He opened the front door, quietly. He could see where ice, driven by the
thing
, had leached in around the frame of the old storm door and pooled in the cavity between the doors. Now the buildup had actually popped the storm door off its brackets. Fisher shut the door again.

He took Sam by the arm. “Into the kitchen. I’ll turn on the generator and we can boil water for heat.”

“And coffee.”

“No argument there.”

They walked to the kitchen and Fisher started the generator.

“Air’s still bad in here,” Sam said. “We need a draft, if only for a minute.”

Fisher nodded. “I’ll get the shotgun and blow a hole in the kitchen window. But this time I’ll raise the sash first.”

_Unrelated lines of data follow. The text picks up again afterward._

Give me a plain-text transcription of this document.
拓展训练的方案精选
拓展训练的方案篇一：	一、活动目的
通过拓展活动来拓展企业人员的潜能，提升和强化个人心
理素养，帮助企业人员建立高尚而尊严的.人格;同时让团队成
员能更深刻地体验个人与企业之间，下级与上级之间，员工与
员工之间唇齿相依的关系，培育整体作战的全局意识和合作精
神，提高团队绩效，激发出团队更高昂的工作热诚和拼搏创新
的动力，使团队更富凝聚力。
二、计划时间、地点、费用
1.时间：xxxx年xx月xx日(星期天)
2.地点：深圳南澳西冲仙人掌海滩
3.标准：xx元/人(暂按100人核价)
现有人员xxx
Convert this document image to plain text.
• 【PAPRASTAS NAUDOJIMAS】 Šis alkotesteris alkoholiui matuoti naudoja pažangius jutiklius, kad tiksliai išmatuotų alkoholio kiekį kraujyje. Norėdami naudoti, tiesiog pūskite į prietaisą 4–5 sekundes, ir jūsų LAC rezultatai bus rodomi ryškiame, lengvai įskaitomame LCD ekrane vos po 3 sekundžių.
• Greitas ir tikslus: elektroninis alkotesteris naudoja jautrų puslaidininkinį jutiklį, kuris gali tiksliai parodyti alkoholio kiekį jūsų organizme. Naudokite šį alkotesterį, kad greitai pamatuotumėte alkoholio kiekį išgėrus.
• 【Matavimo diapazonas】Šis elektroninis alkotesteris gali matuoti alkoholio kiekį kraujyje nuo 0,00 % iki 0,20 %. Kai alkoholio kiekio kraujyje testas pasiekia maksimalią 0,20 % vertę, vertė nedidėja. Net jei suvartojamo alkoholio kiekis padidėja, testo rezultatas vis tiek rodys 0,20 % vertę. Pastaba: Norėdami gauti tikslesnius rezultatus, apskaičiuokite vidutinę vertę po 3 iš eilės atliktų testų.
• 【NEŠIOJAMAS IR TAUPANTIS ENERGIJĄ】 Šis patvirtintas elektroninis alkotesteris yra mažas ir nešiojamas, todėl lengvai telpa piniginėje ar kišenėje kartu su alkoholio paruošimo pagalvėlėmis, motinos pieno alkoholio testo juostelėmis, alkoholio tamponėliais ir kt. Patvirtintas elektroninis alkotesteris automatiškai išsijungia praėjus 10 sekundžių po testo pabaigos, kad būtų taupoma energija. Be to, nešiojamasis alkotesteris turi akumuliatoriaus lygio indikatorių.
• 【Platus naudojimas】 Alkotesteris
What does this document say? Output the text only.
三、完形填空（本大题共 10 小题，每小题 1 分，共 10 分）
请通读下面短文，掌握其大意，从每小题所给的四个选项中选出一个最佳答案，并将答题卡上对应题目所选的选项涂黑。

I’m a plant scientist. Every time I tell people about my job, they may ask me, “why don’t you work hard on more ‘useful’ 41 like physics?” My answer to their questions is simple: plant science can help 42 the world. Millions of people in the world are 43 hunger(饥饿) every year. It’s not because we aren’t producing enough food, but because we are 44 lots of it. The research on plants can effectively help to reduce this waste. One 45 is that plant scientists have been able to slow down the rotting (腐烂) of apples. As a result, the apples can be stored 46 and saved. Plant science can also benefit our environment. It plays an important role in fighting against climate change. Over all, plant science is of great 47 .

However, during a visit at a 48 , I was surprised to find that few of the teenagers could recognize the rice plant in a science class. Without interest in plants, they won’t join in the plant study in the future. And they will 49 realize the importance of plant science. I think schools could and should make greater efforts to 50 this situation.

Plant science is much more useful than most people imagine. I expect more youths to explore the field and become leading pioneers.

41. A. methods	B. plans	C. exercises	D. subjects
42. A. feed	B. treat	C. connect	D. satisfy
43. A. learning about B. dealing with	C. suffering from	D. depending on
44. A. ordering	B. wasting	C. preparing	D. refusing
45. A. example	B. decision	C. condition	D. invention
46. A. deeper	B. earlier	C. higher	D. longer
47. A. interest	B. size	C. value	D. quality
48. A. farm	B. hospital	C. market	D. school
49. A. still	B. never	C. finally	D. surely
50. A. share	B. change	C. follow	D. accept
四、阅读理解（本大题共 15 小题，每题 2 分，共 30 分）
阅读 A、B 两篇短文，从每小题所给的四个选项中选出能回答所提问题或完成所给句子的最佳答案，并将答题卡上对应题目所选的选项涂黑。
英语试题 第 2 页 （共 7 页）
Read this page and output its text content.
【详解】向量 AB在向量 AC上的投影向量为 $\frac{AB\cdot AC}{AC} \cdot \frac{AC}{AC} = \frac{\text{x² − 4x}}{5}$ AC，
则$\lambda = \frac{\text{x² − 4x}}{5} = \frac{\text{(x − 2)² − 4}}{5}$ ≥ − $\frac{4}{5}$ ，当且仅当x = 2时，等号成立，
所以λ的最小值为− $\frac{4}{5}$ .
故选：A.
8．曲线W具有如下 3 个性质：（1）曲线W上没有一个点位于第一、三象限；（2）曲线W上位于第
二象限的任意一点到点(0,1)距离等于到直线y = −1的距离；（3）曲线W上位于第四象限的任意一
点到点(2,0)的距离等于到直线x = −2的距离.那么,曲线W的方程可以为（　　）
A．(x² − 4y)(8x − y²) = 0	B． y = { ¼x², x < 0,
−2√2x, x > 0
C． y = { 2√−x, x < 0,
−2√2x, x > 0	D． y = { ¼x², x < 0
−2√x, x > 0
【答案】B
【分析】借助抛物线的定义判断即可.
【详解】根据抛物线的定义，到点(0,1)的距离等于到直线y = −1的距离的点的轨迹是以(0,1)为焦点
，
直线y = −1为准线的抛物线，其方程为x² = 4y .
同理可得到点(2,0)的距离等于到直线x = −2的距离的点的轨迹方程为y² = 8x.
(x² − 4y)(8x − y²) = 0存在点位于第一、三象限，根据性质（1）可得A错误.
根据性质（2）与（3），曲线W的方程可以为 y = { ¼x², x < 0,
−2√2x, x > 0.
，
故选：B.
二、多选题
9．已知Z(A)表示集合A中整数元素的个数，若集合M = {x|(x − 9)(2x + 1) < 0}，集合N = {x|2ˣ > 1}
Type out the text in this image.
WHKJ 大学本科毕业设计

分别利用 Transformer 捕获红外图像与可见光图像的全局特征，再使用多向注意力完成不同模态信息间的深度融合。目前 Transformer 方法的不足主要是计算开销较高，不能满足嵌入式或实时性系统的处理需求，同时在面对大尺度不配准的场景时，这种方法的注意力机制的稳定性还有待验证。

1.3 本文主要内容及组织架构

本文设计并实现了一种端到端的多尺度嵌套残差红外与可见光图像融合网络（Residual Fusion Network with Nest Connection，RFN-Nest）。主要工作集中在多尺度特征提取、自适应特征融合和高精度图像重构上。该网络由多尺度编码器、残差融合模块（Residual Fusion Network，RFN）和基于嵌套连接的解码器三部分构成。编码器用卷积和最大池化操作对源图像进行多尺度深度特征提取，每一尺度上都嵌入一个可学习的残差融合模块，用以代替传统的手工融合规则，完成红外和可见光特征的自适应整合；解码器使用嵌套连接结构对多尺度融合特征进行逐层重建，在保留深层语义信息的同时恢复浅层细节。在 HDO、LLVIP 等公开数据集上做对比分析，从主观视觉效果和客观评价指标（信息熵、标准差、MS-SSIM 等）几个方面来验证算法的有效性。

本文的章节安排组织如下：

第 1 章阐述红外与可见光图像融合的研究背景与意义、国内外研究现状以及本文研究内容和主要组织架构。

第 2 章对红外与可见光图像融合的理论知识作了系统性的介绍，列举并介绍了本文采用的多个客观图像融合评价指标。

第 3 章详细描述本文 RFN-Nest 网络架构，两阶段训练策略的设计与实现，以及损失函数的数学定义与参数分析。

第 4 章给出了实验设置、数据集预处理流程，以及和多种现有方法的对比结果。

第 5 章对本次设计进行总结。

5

Fisher returned with the gun and several shells. He upped the sash and fired one barrel. Slabs of white fell away, and somewhere the scream of crawl ice echoed in the dark.

“It’s close,” Fisher said.

Sam shivered. “Does it always scream like that?”

“Only when it makes ice. It’s the moving ice, I think, that actually makes the sound.”

A couple of minutes later, Sam said, “It’s better in here now, but I never felt a draft.”

Fisher looked at Sam. “Damn I’m stupid!” He walked into the living room and switched on the light. Sam followed at his heels.

The hole in the living room’s window ice had been sealed.

“That was quick,” said Fisher. “Real quick. It didn’t scream but for a couple of seconds, and that was a two-foot gap!”

“Forget the hand-truck tomorrow,” Sam said. “We can make a run for it with grocery bags.”


If
we can get out.”

The crawl ice screamed again.

They returned to the kitchen, knowing what they’d find. The hole in the kitchen window ice had been sealed, too.

They stood in silence, stunned at the speed with which the thing had done its work. Only the hiss of the water simmering on the range broke the stillness.

“When it builds ice, it moves at about a foot per second now,” Fisher said. “Who knows how fast it moves through ice already laid?”

“What are you saying?”

“I’m saying that
if
we can break out, we might not be fast enough to get to the road before it catches up to us. And if one of us takes a spill—likely with all the ice now around—and has several appendages in contact with the ice at one time, the odds of getting caught go up even more.”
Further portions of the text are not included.